Ketiga, waktu mendatang.
Sebagaimana disebutkan di atas, waktu adalah modal, dan mata rantai dari masa kini dan masa mendatang. Ini melahirkan makna, bahwa waktu merupakan siklus yang saling terkait antara yang satu dengan yang lainnya. Kondisi itu juga memberi gambaran, kita tidak pernah tahu apa yang akan terjadi besok, sebagaimana firmanNya”…Dan tiada seorang pun yang dapat mengetahui (dengan pasti) apa yang akan di usahakannya besok.” (QS.31:34)
Dengan demikian, memanfaatkan waktu setiap kebaikan dalam tataran waktu merupakan bagian penting dalam menjalani proses hidup ini. Tiga tataran waktu yang kita miliki, waktu lalu, kini, dan mendatang harus menjadi pelengkap kebaikan. Bukan sebaliknya. Sebab, sebagaimana kita pahami, siklus kehidupan terasa begitu cepat berubah. Kondisi ini, tentu menjadi pemicu agar kita tidak termasuk orang –orang yang lalai sebagaimana Al-Quran mensinyalir, “ Ketahuilah bahwa sesungguhnya kehidupan dunia ini hanyalah permainan dan suatu yang melalaikan, perhiasan dan bermegah-megahan antara kamu serta berbangga-banggaan tentang banyaknya harta dan anak..Dan kehidupan dunia ini tidak lain hanyalah kesenangan yang menipu. “ ( QS.57:20).
Seiring dengan ungkapan di atas, Ali bin Abi Thalib RA mengemukakan,
“ Rezeki yang tidak di peroleh hari ini, masih dapat di harapkan perolehannya lebih banyak di hari esok, tetapi waktu yang berlalu hari ini tidak mungkin kembali esok.. “
Bermuara dari ungkapan diatas, kita pahami bahwa memanfaatkan waktu sebaik mungkin merupakan tugas utama kita. Mengabaikan waktu, menelantarkannya dan mengangap remeh nilai yang terkandung dalam waktu merupakan tanda-tanda kerugian yang nyata. Rasulullah SAW, bersabda : “ Dua nikmat yang sering dan disia-siakan oleh banyak orang yakni nikmat sehat dan kesempatan (waktu)” (HR. Bukhari)

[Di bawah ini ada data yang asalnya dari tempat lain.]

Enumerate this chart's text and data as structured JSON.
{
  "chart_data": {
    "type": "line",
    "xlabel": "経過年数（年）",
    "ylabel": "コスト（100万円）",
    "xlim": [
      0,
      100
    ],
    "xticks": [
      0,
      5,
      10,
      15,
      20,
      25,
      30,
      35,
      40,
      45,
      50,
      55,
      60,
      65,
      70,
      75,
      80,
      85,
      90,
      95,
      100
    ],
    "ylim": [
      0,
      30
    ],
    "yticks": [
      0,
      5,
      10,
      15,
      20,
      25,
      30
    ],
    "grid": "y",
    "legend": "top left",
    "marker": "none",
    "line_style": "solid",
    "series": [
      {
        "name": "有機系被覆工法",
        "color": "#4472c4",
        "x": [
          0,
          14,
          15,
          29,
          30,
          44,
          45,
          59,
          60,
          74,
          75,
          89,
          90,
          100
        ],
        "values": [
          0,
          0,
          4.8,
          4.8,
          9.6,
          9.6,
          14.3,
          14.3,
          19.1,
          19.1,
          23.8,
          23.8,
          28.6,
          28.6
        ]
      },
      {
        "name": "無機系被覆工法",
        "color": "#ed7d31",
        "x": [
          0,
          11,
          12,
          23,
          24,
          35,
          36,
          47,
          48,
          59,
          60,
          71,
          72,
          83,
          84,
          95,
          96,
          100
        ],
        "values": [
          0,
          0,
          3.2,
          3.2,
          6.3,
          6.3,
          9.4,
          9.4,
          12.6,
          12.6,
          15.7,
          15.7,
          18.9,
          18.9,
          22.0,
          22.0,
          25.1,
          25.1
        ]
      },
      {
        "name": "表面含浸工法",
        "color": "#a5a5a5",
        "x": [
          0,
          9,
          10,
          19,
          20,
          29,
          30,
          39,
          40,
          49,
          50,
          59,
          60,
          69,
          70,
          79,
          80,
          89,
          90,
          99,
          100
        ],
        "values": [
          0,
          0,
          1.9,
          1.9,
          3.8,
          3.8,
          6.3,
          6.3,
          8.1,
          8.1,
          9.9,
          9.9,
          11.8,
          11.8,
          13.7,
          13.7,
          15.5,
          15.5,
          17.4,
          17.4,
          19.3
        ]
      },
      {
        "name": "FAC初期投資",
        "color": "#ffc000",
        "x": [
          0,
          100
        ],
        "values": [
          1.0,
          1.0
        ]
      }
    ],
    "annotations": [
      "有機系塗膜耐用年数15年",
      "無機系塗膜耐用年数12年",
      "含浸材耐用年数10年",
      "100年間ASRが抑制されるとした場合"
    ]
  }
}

Sebagai penutup, Malik bin Nabi dalam Syuruth An-Nahdhah pernah berujar,
“ Tidak terbit fajar suatu hari, kecuali dia berseru. Putra-putri adam, aku waktu, aku ciptaan baru yang menjadi saksi usahamu. Gunakan aku, karena aku tidak akan kembali lagi sampai hari kiamat. “ Kemudian Malik bin Nabi melanjutkan, “ Waktu adalah sungai yang mengalir ke seluruh penjuru sejak dahulu kala, melintasi pulau, kota dan desa, membangkitkan semangat atau meninabobokan manusia. Ia diam seribu bahasa, sampai-sampai manusia sering tidak menyadari kehadiran waktu dan melupakan nilainya walaupun segala sesuatu-selain Allah –tidak akan mampu melepaskan diri darinya.”